There is no scientific or cultural evidence of the psychoactive use of cannabis in Japan, although this doesn’t mean it can be ruled out completely. Because, although in this country cannabis has been cultivated mainly for textile use, it wasn’t until after WWII that Japan finally regulated cannabis for THC content, and cannabinoid analyses carried out on varieties growing in Hokkaido (both hemp and wild) over the last 2 decades confirm that Hokkaido cannabis has low THC and CBD values, but not null, indicating that the traditional varieties from Hokkaido were probably never intentionally selected in order to completely eradicate their cannabinoid production.

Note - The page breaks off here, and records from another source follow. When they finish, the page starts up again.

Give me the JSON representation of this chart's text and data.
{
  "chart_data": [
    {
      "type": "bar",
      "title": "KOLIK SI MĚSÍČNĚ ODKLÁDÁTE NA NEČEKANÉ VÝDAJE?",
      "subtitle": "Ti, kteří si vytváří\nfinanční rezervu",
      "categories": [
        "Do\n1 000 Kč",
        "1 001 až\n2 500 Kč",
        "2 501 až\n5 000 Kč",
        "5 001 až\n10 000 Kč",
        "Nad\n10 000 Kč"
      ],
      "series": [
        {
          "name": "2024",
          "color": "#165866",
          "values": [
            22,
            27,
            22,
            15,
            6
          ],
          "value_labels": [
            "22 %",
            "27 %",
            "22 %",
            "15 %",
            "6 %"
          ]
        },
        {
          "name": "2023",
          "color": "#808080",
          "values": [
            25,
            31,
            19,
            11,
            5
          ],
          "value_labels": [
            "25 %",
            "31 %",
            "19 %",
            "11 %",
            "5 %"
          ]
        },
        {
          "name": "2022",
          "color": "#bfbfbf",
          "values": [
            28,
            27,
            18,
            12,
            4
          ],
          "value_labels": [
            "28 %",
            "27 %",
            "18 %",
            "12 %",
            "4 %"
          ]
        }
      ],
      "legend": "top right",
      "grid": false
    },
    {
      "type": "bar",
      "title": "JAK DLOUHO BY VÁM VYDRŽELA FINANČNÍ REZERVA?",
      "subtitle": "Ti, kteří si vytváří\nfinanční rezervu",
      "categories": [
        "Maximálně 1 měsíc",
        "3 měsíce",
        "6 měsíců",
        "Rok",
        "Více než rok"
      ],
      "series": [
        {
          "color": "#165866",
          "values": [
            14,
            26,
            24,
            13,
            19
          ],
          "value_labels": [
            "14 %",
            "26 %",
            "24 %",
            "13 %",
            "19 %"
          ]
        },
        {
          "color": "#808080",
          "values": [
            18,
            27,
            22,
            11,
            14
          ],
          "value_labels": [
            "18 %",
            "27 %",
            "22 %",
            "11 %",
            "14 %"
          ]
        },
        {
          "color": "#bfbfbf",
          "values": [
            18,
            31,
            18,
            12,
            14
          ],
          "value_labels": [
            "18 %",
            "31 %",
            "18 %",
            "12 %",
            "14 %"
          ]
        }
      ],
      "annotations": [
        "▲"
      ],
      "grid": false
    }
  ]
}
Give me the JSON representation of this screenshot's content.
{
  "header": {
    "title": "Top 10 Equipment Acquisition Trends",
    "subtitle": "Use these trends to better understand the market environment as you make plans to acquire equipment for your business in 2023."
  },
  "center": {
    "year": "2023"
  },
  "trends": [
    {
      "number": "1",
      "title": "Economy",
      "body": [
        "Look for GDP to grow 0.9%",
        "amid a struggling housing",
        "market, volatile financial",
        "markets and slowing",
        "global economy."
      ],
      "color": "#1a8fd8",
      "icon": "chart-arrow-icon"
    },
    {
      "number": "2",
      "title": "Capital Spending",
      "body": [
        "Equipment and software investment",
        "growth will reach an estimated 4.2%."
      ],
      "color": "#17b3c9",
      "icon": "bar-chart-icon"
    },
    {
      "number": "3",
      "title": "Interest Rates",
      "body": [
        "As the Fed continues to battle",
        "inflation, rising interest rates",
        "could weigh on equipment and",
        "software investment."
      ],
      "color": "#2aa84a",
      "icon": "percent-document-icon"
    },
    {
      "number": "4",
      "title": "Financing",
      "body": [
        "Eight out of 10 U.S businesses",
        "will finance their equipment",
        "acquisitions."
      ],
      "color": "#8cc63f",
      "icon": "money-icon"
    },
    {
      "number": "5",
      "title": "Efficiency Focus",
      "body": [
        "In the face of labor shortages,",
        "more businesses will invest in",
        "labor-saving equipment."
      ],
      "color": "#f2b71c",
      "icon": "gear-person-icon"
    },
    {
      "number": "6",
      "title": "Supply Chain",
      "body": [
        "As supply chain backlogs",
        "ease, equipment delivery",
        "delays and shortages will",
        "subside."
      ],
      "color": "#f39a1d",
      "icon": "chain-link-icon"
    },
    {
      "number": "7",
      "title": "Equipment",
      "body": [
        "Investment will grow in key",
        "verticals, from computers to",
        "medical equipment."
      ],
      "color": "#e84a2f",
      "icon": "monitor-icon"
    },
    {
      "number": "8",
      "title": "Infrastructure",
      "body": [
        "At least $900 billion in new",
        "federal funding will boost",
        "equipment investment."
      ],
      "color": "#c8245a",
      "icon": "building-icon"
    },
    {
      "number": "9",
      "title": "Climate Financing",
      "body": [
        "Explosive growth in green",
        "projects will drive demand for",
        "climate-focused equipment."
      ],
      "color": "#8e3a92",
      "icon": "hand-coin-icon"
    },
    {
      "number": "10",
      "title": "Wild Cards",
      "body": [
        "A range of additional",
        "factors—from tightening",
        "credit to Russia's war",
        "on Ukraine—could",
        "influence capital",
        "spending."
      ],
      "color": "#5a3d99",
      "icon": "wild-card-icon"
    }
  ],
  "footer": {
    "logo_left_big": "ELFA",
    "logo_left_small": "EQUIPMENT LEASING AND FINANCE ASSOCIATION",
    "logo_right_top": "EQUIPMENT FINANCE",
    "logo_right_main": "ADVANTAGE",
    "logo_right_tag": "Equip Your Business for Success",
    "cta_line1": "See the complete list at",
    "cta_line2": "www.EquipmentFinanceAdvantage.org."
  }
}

This cannabis strain from Hokkaido grows with a strong and corpulent bearing, with broad leaves and fat stems, growth characteristics that are traditionally associated with Indica varieties. The general appearance and leaf morphology of this Japanese variety bring to mind the indica phenotype of our China Yunnan, although the Hokkaido has darker leaves, greater vigour, longer node spacing and greater branching.
On the other hand, this variety from Hokkaido shows semi-autoflowering characteristics, meaning that outdoors it starts flowering not long after the summer solstice. It has a spiky floral development that reminds us of sativas, producing few trichomes on the ovaries. The flowering develops very quickly, maturing in only 6-8 weeks.